Le dosage de l’ammoniémie reste un examen très utilisé pour éliminer des diagnostics différentiels qui sont nombreux chez les patients cirrhotiques avec troubles de la conscience : une ammoniémie normale permet d’éliminer une EH chez un patient cirrhotique atteint d’encéphalopathie.

L’Électro­encéphalogramme (EEG) permet de diagnostiquer une EH minime ou clinique avec des performances correctes. Les anomalies typiques sont un ralentissement et des ondes triphasiques, qui sont retrouvées dans toutes les encéphalopathies métaboliques

L’imagerie cérébrale est surtout nécessaire au cours du premier épisode de l’EH. Elle est indiquée de principe afin d’éliminer une lésion intracrânienne. En effet les patients cirrhotiques suite à une consommation excessive d’alcool ont plus de risque de présenter des hémorragies intracérébrales que la population générale.

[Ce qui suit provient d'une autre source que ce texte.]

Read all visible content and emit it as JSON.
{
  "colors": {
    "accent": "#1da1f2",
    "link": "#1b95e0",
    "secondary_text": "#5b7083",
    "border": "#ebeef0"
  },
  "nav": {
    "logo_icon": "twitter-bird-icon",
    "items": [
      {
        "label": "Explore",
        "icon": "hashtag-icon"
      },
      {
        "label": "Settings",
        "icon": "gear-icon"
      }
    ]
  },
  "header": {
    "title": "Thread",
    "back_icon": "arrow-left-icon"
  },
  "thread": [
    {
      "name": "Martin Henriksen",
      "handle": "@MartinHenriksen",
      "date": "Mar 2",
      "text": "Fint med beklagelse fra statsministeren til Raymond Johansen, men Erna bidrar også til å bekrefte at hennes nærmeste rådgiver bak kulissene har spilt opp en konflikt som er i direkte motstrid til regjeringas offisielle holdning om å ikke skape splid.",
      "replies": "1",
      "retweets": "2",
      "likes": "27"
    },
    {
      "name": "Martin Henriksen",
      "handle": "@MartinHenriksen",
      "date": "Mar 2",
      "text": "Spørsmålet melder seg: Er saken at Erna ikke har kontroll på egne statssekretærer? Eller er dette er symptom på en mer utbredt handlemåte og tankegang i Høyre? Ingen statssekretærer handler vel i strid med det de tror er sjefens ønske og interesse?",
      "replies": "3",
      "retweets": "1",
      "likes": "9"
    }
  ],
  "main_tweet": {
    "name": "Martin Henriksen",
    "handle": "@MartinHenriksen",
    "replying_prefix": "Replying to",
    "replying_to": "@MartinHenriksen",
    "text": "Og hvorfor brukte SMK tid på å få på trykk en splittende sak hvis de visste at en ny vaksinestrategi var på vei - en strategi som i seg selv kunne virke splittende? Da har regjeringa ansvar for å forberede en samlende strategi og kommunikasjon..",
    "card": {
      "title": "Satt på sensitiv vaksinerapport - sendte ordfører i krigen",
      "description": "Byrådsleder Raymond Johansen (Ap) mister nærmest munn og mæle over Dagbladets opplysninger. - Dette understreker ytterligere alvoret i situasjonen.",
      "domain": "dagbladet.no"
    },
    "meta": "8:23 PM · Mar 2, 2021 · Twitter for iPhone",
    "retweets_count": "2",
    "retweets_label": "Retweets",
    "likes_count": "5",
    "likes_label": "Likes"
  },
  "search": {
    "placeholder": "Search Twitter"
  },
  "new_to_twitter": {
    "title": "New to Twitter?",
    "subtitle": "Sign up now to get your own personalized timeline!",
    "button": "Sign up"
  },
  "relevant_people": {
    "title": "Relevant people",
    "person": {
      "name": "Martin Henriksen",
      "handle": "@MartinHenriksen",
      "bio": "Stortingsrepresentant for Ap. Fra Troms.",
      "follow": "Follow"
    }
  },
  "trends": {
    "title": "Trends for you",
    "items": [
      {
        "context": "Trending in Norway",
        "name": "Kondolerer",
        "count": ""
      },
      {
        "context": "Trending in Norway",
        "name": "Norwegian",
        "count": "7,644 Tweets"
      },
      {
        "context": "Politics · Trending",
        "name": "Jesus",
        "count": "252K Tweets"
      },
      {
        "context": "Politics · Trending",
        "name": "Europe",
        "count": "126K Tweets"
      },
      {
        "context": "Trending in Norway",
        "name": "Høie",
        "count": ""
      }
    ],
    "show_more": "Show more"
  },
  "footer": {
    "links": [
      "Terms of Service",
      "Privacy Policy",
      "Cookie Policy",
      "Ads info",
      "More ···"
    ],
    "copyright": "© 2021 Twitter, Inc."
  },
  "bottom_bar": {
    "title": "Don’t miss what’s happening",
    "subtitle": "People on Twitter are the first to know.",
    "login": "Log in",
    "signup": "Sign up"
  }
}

Traitement de l’encéphalopathie hépatique

La prise en charge thérapeutique de l’encéphalopathie hépatique clinique et de l’encéphalopathie hépatique minime va tout d’abord reposer sur la recherche systématique de facteurs déclenchant et sa correction

  • Les troubles ioniques essentiellement une hyponatrémie fréquente chez les patients traités par des diurétiques.
  • Un syndrome infectieux lié ou pas à une infection du liquide d’ascite. Attention à ne pas oublier de rechercher une pneumopathie d’inhalation dans ce contexte.
  • Une hémorragie digestive qui peut déclencher une encéphalopathie clinique
  • Une constipation entraine un ralentissement du transit digestif responsable d’une augmentation de la pullulation bactérienne.
  • Une prise de médicaments est à rechercher comme les benzodiazépines qui peuvent favoriser une encéphalopathie hépatique.

Traitement curatif et préventif de l’encéphalopathie hépatique clinique et de l’encéphalopathie hépatique minime repose sur le traitement du ou des facteur(s) précipitant(s) et sur le traitement par lactulose ou lactitol.

L’association albumine +/- lactulose pourrait présenter un intérêt sur la résolution de l’EH clinique.

La rifaximine, antibiotique à large spectre qui possède un faible passage dans le sang qui limite sa toxicité peut-être utilisé même en traitement préventif sans risque de développer des résistances bactériennes.

Prévention de l’encéphalopathie hépatique

La prévention primaire de l’encéphalopathie hépatique repose sur la prévention des facteurs déclenchant et l’éviction des médicaments sédatifs essentiellement.

La prévention secondaire repose sur la prise régulière de lactulose plus ou moins associés à la rifaximine qui peut-être utilisée seule lorsque le lactulose est mal toléré.

Il est suggéré de traiter tous les malades ayant une encéphalopathie hépatique minime afin d’améliorer la qualité de vie et réduire ainsi l’évolution d’une encéphalopathie hépatique clinique.

Des apports énergétiques hebdomadaires de 35-40 kcal/kg doivent être apportés ainsi qu’un apport hebdomadaire en protéines de 1,2-1,5 g/kg.